The closeout retailer continues to gain market share through accelerated store growth, which increased 17% year-over-year, alongside strong comparable store sales growth of 5%, according to Jefferies. This expansion has contributed to impressive revenue growth of 8.7% over the last twelve months, with total revenue reaching $2.34 billion.
Deal flow for the company remains robust, supported by ongoing retail disruption and uncertainty surrounding tariffs, factors that benefit Ollie’s closeout business model.
The company has raised its fiscal year guidance across all metrics, with comparable store sales now projected to exceed Ollie’s long-term algorithm targets.

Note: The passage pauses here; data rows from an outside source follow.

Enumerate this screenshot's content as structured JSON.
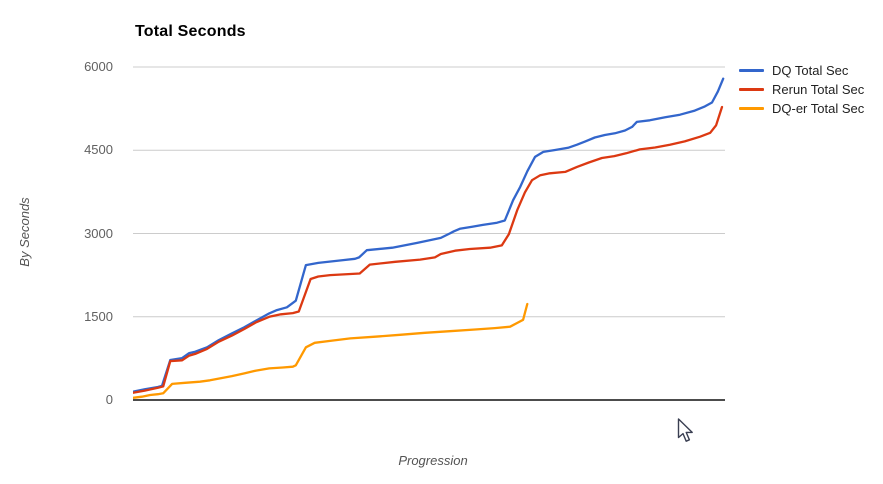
{
  "title": "Total Seconds",
  "axes": {
    "y_title": "By Seconds",
    "x_title": "Progression",
    "y_ticks": [
      0,
      1500,
      3000,
      4500,
      6000
    ]
  },
  "colors": {
    "gridline": "#cccccc",
    "baseline": "#333333",
    "tick_label": "#616161",
    "legend_text": "#222222"
  },
  "chart_data": {
    "type": "line",
    "title": "Total Seconds",
    "xlabel": "Progression",
    "ylabel": "By Seconds",
    "ylim": [
      0,
      6000
    ],
    "y_ticks": [
      0,
      1500,
      3000,
      4500,
      6000
    ],
    "grid": true,
    "legend_position": "right",
    "x_note": "x values are percent of the unlabeled Progression axis (no x tick labels shown)",
    "series": [
      {
        "name": "DQ Total Sec",
        "color": "#3366CC",
        "points": [
          [
            0,
            150
          ],
          [
            2,
            195
          ],
          [
            4.2,
            235
          ],
          [
            4.9,
            255
          ],
          [
            6.3,
            720
          ],
          [
            8.3,
            755
          ],
          [
            9.5,
            845
          ],
          [
            10.5,
            870
          ],
          [
            12.5,
            950
          ],
          [
            14.5,
            1080
          ],
          [
            16.7,
            1200
          ],
          [
            18.8,
            1310
          ],
          [
            20.8,
            1430
          ],
          [
            23,
            1560
          ],
          [
            24.3,
            1620
          ],
          [
            26,
            1670
          ],
          [
            27,
            1750
          ],
          [
            27.5,
            1790
          ],
          [
            29.2,
            2430
          ],
          [
            31.3,
            2470
          ],
          [
            35.5,
            2520
          ],
          [
            37.5,
            2545
          ],
          [
            38.2,
            2570
          ],
          [
            39.5,
            2700
          ],
          [
            43.8,
            2745
          ],
          [
            48,
            2830
          ],
          [
            52,
            2920
          ],
          [
            53.5,
            3000
          ],
          [
            54.2,
            3040
          ],
          [
            55.2,
            3085
          ],
          [
            57.3,
            3120
          ],
          [
            59.1,
            3155
          ],
          [
            61.5,
            3195
          ],
          [
            62.8,
            3235
          ],
          [
            64.2,
            3600
          ],
          [
            65.4,
            3840
          ],
          [
            66.6,
            4120
          ],
          [
            67.9,
            4380
          ],
          [
            69.3,
            4470
          ],
          [
            71.3,
            4505
          ],
          [
            73.5,
            4545
          ],
          [
            75,
            4600
          ],
          [
            76.4,
            4660
          ],
          [
            78,
            4730
          ],
          [
            79.7,
            4775
          ],
          [
            81.4,
            4805
          ],
          [
            83.1,
            4855
          ],
          [
            84.3,
            4920
          ],
          [
            85.1,
            5010
          ],
          [
            87.3,
            5040
          ],
          [
            89.9,
            5095
          ],
          [
            92.4,
            5140
          ],
          [
            94.9,
            5215
          ],
          [
            96.6,
            5290
          ],
          [
            97.8,
            5360
          ],
          [
            98.8,
            5560
          ],
          [
            99.7,
            5790
          ]
        ]
      },
      {
        "name": "Rerun Total Sec",
        "color": "#DC3912",
        "points": [
          [
            0,
            130
          ],
          [
            2,
            170
          ],
          [
            4.2,
            220
          ],
          [
            5.1,
            245
          ],
          [
            6.3,
            700
          ],
          [
            8.3,
            715
          ],
          [
            9.5,
            800
          ],
          [
            10.5,
            830
          ],
          [
            12.5,
            920
          ],
          [
            14.5,
            1050
          ],
          [
            16.7,
            1160
          ],
          [
            18.8,
            1280
          ],
          [
            20.8,
            1400
          ],
          [
            23,
            1500
          ],
          [
            25,
            1545
          ],
          [
            27,
            1565
          ],
          [
            28,
            1595
          ],
          [
            30,
            2180
          ],
          [
            31.3,
            2225
          ],
          [
            33.3,
            2250
          ],
          [
            38.3,
            2280
          ],
          [
            40,
            2440
          ],
          [
            44.3,
            2490
          ],
          [
            48.5,
            2530
          ],
          [
            51,
            2570
          ],
          [
            52,
            2630
          ],
          [
            54.4,
            2690
          ],
          [
            56.9,
            2720
          ],
          [
            60.3,
            2745
          ],
          [
            62.3,
            2785
          ],
          [
            63.5,
            2990
          ],
          [
            64.9,
            3420
          ],
          [
            66.2,
            3740
          ],
          [
            67.4,
            3960
          ],
          [
            68.8,
            4050
          ],
          [
            70.4,
            4085
          ],
          [
            73,
            4110
          ],
          [
            75,
            4200
          ],
          [
            77,
            4280
          ],
          [
            79.2,
            4360
          ],
          [
            81.3,
            4395
          ],
          [
            83.3,
            4445
          ],
          [
            85.6,
            4515
          ],
          [
            88.2,
            4550
          ],
          [
            90.7,
            4600
          ],
          [
            93.2,
            4660
          ],
          [
            95.8,
            4745
          ],
          [
            97.5,
            4815
          ],
          [
            98.5,
            4950
          ],
          [
            99.5,
            5280
          ]
        ]
      },
      {
        "name": "DQ-er Total Sec",
        "color": "#FF9900",
        "points": [
          [
            0,
            40
          ],
          [
            1.5,
            60
          ],
          [
            2.9,
            90
          ],
          [
            4.2,
            105
          ],
          [
            5.1,
            120
          ],
          [
            6.6,
            290
          ],
          [
            8.8,
            310
          ],
          [
            11.3,
            330
          ],
          [
            13,
            355
          ],
          [
            14.7,
            390
          ],
          [
            16.7,
            430
          ],
          [
            18.8,
            480
          ],
          [
            20.8,
            530
          ],
          [
            23,
            570
          ],
          [
            25.3,
            585
          ],
          [
            27,
            600
          ],
          [
            27.5,
            625
          ],
          [
            29.2,
            950
          ],
          [
            30.7,
            1030
          ],
          [
            33.3,
            1065
          ],
          [
            36.7,
            1110
          ],
          [
            40.9,
            1140
          ],
          [
            45.1,
            1175
          ],
          [
            49.3,
            1210
          ],
          [
            53.5,
            1240
          ],
          [
            57.8,
            1270
          ],
          [
            61.1,
            1295
          ],
          [
            63.7,
            1320
          ],
          [
            65,
            1395
          ],
          [
            65.9,
            1445
          ],
          [
            66.6,
            1730
          ]
        ]
      }
    ]
  }
}
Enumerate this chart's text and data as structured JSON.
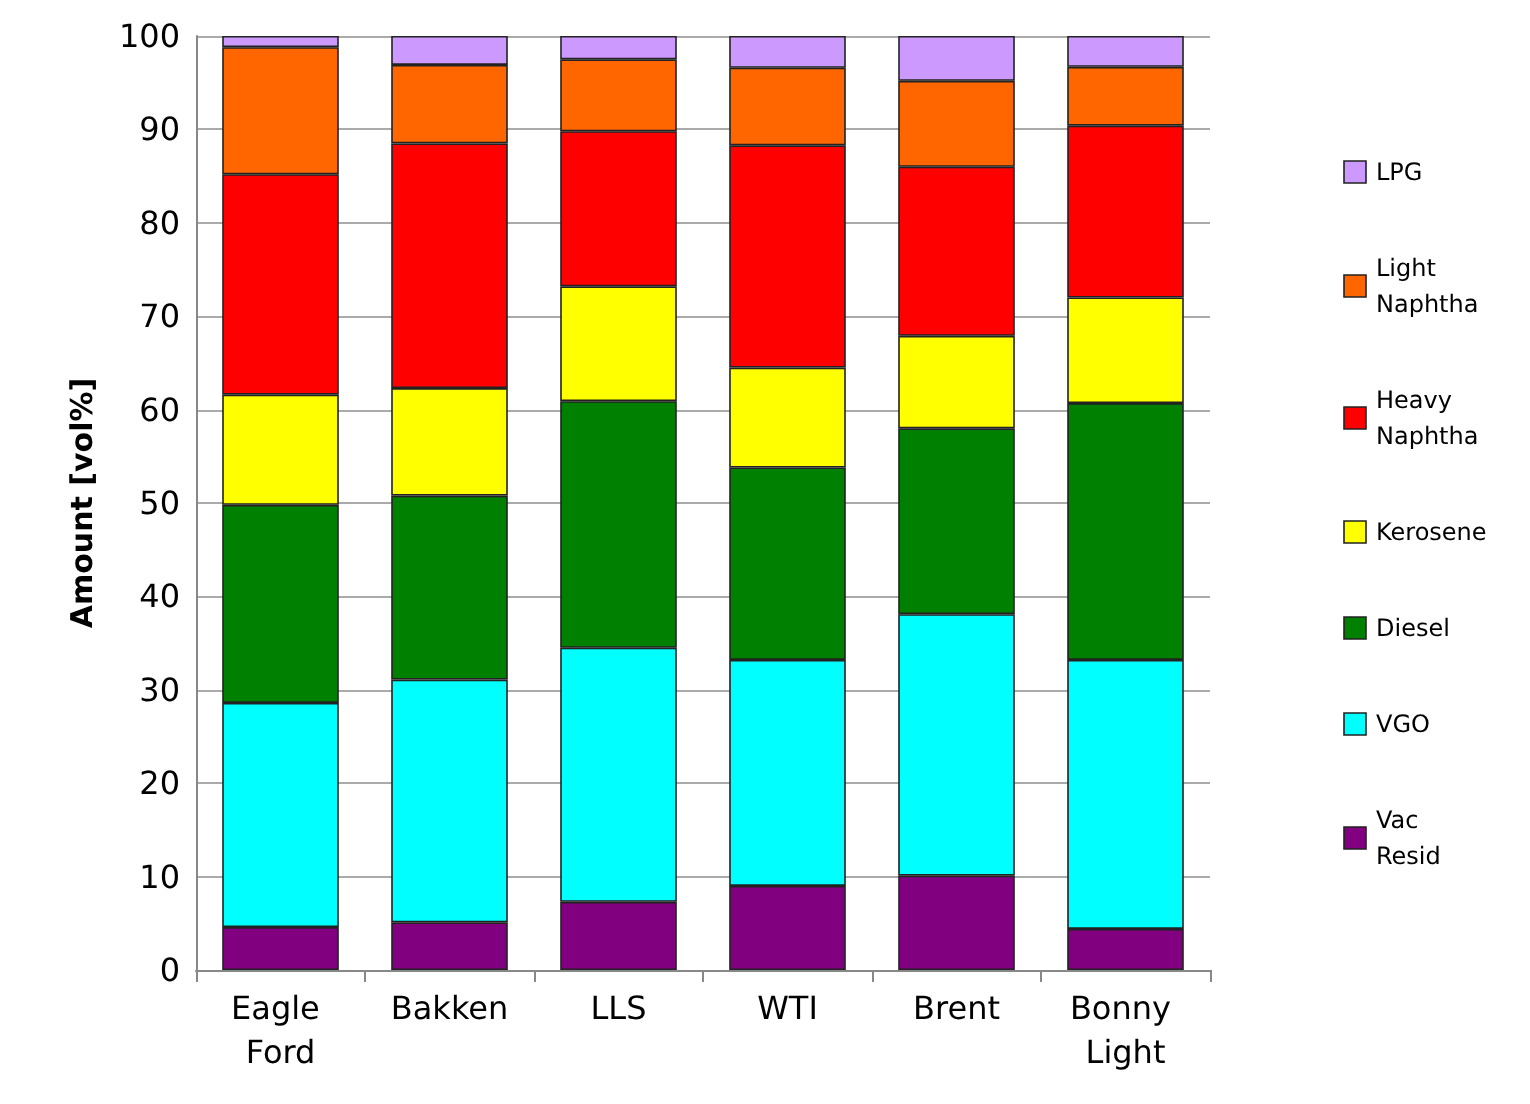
{
  "chart_data": {
    "type": "bar",
    "stacked": true,
    "ylabel": "Amount [vol%]",
    "categories": [
      "Eagle Ford",
      "Bakken",
      "LLS",
      "WTI",
      "Brent",
      "Bonny Light"
    ],
    "series": [
      {
        "name": "Vac Resid",
        "color": "#800080",
        "values": [
          4.6,
          5.1,
          7.3,
          9.0,
          10.1,
          4.4
        ]
      },
      {
        "name": "VGO",
        "color": "#00ffff",
        "values": [
          24.0,
          26.0,
          27.2,
          24.2,
          28.0,
          28.8
        ]
      },
      {
        "name": "Diesel",
        "color": "#008000",
        "values": [
          21.2,
          19.7,
          26.4,
          20.6,
          19.9,
          27.5
        ]
      },
      {
        "name": "Kerosene",
        "color": "#ffff00",
        "values": [
          11.8,
          11.5,
          12.3,
          10.7,
          9.9,
          11.3
        ]
      },
      {
        "name": "Heavy Naphtha",
        "color": "#ff0000",
        "values": [
          23.6,
          26.2,
          16.6,
          23.8,
          18.1,
          18.4
        ]
      },
      {
        "name": "Light Naphtha",
        "color": "#ff6600",
        "values": [
          13.6,
          8.4,
          7.7,
          8.3,
          9.2,
          6.3
        ]
      },
      {
        "name": "LPG",
        "color": "#cc99ff",
        "values": [
          1.2,
          3.1,
          2.5,
          3.4,
          4.8,
          3.3
        ]
      }
    ],
    "ylim": [
      0,
      100
    ],
    "yticks": [
      0,
      10,
      20,
      30,
      40,
      50,
      60,
      70,
      80,
      90,
      100
    ],
    "grid": "y",
    "legend": "right"
  }
}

Despite acknowledging Ollie’s strong execution and market positioning, Jefferies maintains its Hold rating, citing the stock’s high valuation as a limiting factor for further upside potential.
In other recent news, Ollie’s Bargain Outlet reported strong financial results for the second quarter of 2025, surpassing analyst expectations. The company posted an earnings per share of $0.99, exceeding the forecast of $0.92, and reported revenue of $680 million, above the anticipated $660.75 million. Truist Securities responded to these results by raising its price target for Ollie’s Bargain Outlet to $148, while maintaining a Buy rating on the shares. The firm noted that Ollie’s second-quarter comparable sales growth of 5% exceeded its own estimate of 3%. The company’s "Army Night" promotion was highlighted as a contributing factor to this performance, adding approximately 100 basis points to the sales growth. These developments underscore Ollie’s positive momentum in the market.